The immune system encompasses a powerful arsenal of weapons against pathogenic threats. But what stops healthy tissues in the body from ending up as collateral damage during an immune response? There are many checks and balances to prevent this, one of which is immune checkpoints—a system that tumor cells leverage to evade destruction by T cells.
Immunotherapies called immune checkpoint inhibitors break down tumor cells’ shields, allowing T cells to destroy cancer. The problem? These drugs don’t always work, with many patients developing resistance to immune checkpoint inhibitors.
Now, a team of cancer researchers from MIT, Harvard, and Columbia has teamed up to uncover the molecular mechanism that undercuts checkpoint inhibitors' performance in melanoma patients.
To solve this complex puzzle, the team created Perturb-CITE-seq: a new technology that allows researchers to turn off individual genes in single cells and probe the downstream effects on the cells’ functions. The work was described in a Nature Genetics study.
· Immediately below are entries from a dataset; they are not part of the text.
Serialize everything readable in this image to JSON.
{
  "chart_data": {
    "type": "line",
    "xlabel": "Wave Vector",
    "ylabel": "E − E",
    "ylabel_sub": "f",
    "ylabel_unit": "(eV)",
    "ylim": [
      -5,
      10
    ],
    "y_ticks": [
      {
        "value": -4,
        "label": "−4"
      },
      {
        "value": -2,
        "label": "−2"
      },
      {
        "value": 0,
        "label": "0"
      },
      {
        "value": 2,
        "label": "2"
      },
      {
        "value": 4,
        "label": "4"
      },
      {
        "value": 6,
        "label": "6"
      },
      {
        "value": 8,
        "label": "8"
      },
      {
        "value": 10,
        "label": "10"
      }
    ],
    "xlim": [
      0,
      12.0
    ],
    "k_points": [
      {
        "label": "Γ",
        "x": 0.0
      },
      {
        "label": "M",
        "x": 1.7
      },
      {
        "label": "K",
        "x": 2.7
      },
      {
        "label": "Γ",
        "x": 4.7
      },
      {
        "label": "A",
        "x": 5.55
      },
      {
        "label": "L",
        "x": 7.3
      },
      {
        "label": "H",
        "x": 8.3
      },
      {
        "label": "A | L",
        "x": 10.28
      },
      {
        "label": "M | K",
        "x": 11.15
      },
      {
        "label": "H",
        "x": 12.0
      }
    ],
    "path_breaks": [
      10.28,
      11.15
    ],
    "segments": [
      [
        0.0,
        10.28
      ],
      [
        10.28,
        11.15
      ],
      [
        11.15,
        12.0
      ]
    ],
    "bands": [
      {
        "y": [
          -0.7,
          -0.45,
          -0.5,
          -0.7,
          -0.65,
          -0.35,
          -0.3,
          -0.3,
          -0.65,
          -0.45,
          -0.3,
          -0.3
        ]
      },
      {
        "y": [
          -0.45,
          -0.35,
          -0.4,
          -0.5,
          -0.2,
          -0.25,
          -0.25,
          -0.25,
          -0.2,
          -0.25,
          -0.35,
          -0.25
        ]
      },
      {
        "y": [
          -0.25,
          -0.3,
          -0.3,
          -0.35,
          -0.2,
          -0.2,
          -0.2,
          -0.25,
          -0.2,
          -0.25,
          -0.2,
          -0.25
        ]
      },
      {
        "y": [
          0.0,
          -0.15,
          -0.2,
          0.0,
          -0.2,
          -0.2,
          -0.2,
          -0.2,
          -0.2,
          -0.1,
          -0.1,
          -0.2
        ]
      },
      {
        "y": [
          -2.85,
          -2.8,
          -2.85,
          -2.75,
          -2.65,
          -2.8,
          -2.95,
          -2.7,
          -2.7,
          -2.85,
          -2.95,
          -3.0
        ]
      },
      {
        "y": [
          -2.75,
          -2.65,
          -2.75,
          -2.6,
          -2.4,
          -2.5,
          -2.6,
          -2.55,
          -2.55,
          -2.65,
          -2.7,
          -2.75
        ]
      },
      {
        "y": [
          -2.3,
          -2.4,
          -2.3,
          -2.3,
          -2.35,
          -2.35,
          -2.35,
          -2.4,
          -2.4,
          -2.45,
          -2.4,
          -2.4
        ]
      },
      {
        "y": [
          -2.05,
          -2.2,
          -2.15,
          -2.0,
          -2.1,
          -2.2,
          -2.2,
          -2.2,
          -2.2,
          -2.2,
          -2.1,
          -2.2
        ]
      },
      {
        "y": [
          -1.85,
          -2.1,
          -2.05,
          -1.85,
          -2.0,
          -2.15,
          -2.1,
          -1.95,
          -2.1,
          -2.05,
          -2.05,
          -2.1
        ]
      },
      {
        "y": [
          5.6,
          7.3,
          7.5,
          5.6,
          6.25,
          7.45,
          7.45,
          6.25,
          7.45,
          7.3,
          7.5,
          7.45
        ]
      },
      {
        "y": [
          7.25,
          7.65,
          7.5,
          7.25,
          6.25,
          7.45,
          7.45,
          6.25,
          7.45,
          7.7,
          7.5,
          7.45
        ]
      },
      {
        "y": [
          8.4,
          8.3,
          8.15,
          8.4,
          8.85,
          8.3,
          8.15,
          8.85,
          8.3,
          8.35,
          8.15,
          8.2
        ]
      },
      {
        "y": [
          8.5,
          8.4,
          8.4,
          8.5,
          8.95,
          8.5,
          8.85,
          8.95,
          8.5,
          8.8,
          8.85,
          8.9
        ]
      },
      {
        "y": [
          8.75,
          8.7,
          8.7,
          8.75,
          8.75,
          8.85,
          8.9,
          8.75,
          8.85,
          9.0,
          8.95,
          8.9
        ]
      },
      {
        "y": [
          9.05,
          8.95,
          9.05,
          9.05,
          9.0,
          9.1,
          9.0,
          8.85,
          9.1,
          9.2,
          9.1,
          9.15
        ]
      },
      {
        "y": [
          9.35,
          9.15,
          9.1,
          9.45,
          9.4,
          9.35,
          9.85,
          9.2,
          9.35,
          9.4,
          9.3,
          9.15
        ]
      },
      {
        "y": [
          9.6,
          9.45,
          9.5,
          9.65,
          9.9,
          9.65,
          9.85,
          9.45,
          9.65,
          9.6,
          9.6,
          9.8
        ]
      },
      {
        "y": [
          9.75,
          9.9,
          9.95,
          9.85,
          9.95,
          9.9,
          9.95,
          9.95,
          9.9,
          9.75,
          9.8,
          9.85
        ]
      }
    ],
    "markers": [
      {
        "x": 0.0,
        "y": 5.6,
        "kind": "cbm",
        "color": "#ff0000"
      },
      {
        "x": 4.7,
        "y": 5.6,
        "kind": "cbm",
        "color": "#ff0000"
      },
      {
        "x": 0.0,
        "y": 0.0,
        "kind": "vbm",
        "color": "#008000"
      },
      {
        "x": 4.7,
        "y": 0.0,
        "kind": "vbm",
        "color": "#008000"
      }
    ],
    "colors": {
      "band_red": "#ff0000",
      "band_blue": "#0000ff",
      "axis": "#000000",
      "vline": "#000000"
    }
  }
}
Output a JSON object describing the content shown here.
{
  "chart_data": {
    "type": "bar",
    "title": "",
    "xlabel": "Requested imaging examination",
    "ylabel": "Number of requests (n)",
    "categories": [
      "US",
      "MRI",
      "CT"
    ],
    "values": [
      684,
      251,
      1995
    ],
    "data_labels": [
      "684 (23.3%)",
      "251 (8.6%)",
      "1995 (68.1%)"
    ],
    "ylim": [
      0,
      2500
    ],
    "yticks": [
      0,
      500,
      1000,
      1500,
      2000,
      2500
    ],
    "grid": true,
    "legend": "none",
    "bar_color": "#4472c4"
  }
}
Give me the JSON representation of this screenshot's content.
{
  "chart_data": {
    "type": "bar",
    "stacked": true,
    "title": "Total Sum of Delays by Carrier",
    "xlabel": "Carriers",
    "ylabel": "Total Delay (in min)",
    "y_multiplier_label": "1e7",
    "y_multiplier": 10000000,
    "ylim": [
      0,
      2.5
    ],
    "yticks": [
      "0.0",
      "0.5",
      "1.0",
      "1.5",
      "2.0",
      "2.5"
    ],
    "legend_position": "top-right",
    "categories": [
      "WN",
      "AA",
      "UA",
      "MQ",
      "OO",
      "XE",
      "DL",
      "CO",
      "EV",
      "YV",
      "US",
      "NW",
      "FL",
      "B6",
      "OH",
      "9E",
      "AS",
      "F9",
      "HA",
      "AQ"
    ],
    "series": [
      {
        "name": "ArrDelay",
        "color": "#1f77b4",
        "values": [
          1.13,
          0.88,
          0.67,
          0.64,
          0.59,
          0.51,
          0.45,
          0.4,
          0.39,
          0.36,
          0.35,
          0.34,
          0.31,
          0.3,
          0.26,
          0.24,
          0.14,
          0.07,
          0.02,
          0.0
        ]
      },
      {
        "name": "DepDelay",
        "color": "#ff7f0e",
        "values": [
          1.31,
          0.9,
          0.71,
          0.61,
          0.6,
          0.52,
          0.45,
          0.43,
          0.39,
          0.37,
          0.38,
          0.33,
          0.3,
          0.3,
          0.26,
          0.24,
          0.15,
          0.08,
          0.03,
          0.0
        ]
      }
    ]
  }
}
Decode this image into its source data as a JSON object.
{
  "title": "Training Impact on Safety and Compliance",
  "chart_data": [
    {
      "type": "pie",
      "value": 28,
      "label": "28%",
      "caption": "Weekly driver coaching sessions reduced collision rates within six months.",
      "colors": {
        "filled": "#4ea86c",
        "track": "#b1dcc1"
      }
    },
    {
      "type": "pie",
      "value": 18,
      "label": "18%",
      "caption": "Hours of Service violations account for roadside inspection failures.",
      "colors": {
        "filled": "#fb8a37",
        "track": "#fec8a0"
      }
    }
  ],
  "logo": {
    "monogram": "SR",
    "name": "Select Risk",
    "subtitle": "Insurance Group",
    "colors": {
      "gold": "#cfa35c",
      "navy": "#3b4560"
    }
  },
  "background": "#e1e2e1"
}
Here, the team isolated melanoma cells and T cells from patients and grew them under lab conditions. They then applied Perturb-CITE-seq to modify 750 different genes in the cancer cells. The technique allowed them to investigate how these gene alterations impacted melanoma cells’ susceptibility to T cells. A huge library of these data from over 218,000 was amassed, for which the scientists developed a computational model to draw out patterns from the dataset.
These novel analytical tools paved the way for a breakthrough discovery: Melanoma cells with little to no expression of the CD58 protein were resistant to attack by T cells. Deleting CD58 in melanoma cell lines was also shown to protect tumor cells from immune destruction, a finding which highlights a promising drug development target.
“What is especially informative with this model is the ability to ‘treat’ a patient’s tumor with their own T cells in a laboratory setting – the same way a researcher might screen drugs in a cell line,” said the study’s co-first author Chris Frangieh.
According to the authors, Perturb-CITE-seq can help deepen our understanding of the genetic influences involved in other diseases. “Adding a protein read-out expands the types of biological questions we can ask with our screens,” said co-first author Pratiksha Thakore.